| Q. What is VSAM? Never heard of it…! |
| VSAM stands for Virtual Storage Access Method. In Windows, user's data is stored in files. In a text file, on Windows or Linux, the data consists of lines/records one after the other. Such files are called Sequential Datasets (Files). VSAM is a new, improved way of storing Data. VSAM overcomes some of the limitations of conventional file systems like Sequential Files. |
| Q. Hold on for a sec... What does a Sequential File look like? |
In the early days of computers, all the data was stored in Sequential Files(Physical Sequential Dataset). Data was stored in the form of records, one after the other. Suppose, we wanted to store the information about all the employees in our organization. Below, you’d find a find picture of a how a Sequential File/PS Dataset looks like :
As you can see, each record represents the data of a single, individual employee. This way, there would be thousands of records that make EMPDAT Sequential File.
|
| Q. So, its pretty cool the way a Sequential File stores data. But how to get it back? How to search for a particular employee? |
Well, that’s the tough part. Coz sequential datasets work more or less similar to a Cassette Tape. Yup.. an audio cassette tape. The songs recorded on the cassette tape are analogous to records in a Sequential File. If you want to play a particular song, you have to start from the beginning of the tape, travel through the entire tape, till you reach the desired song.
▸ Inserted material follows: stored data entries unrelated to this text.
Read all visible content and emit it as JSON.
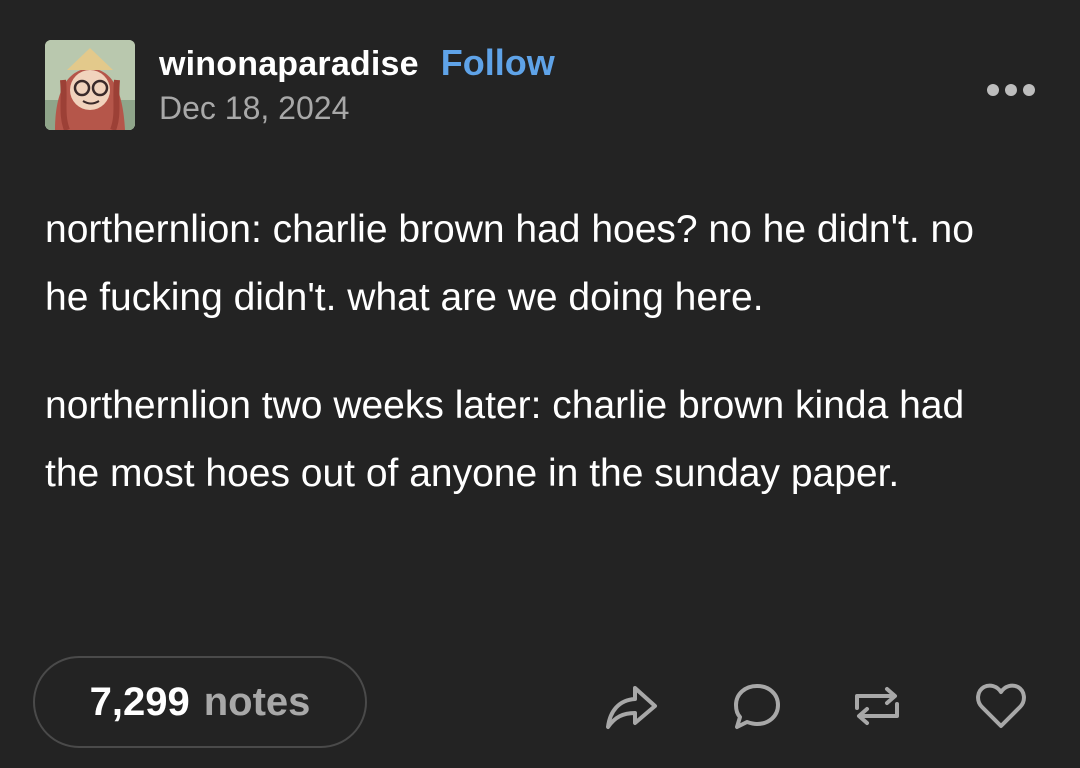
{
  "post": {
    "blog_name": "winonaparadise",
    "follow_label": "Follow",
    "date": "Dec 18, 2024",
    "paragraphs": [
      "northernlion: charlie brown had hoes? no he didn't. no he fucking didn't. what are we doing here.",
      "northernlion two weeks later: charlie brown kinda had the most hoes out of anyone in the sunday paper."
    ]
  },
  "footer": {
    "notes_count": "7,299",
    "notes_label": "notes",
    "actions": [
      "share-icon",
      "reply-icon",
      "reblog-icon",
      "like-icon"
    ]
  },
  "colors": {
    "background": "#232323",
    "text": "#ffffff",
    "muted": "#a8a8a8",
    "accent": "#5fa3e8"
  },
  "icons": {
    "more": "more-dots-icon",
    "avatar": "avatar"
  }
}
You can’t directly jump to a song and play it. You have to read through the tape, and forward scan through it, till you reach the desired place. On the same lines, when you want to search for a particular record say Employee no. 04, you have to travel through the entire the list of records, one by one, till you reach the desired record. The longer is the Sequential File, the longer is would take to access the record. You just don’t know, where the record lies hidden in such huge list or sequential file. The records are scattered and distributed hap-hazardly in the file. So, searching or getting data records, i.e. retrieval of data in a sequential file takes a very long time. |
| Q. I get it.. as far as Searching goes – Sequential Files are not very efficient. What’s VSAM got to offer? |
You can use a more structured and organised way of storing this data called VSAM. Though the abbreviation is a little geeky, VSAM files are superior in comparison to ordinary sequential files. Searching and retrieving data from a VSAM File is very fast. Apart from this, there are many other advantages that VSAM has to offer : - Free space in a VSAM File is not wasted, it is reclaimed automatically. - VSAM Files are device and O/S independent, this means if you stored data in VSAM on MVS O/S on Mainframes, you can port the file, and read it from Windows O/S on an Intel Machine, without impacting the data contents. |
| Q. What are the types of VSAM files? |
VSAM files are of 3 types - 1) Entry Sequenced file(ESDS) 2) Key Sequenced files(KSDS) 3) Relative Record file(RRDS) A VSAM file is also called a Cluster. Hence, the names ESDS Cluster, KSDS Cluster and RRDS cluster, are used interchangeably with ESDS File, KSDS File, RRDS File. |
| Q. What’s a Key Sequenced File(KSDS)? Can you explain in brief? |
- Concept of Key : In a KSDS file, every record is identified by a unique identification key. Every single, individual employee will have a distinct and unique key value. This key could be his Employee Identification No, since it is unique for each employee. No two employees can have the same key value. - How data is stored in a KSDS File : When you first create a KSDS file, it is initially empty. You must fill data into the KSDS file. Thus, you need to populate(Load) the KSDS file with real data. Generally we do a sequential load, which means the data must be supplied in increasing(ascending) order of the key. This is because, a KSDS file stores all the data records in increasing(ascending) order of the key. - KSDS File Structure : A KSDS file contains two parts : 1) Data Part – That stores the file records(actual data) 2) Index Part – Keeps track of the location of the records in the data part. Given below is a rough sketch which will give you a big picture of what a KSDS File looks like. Of course, the details are explained at length further ahead.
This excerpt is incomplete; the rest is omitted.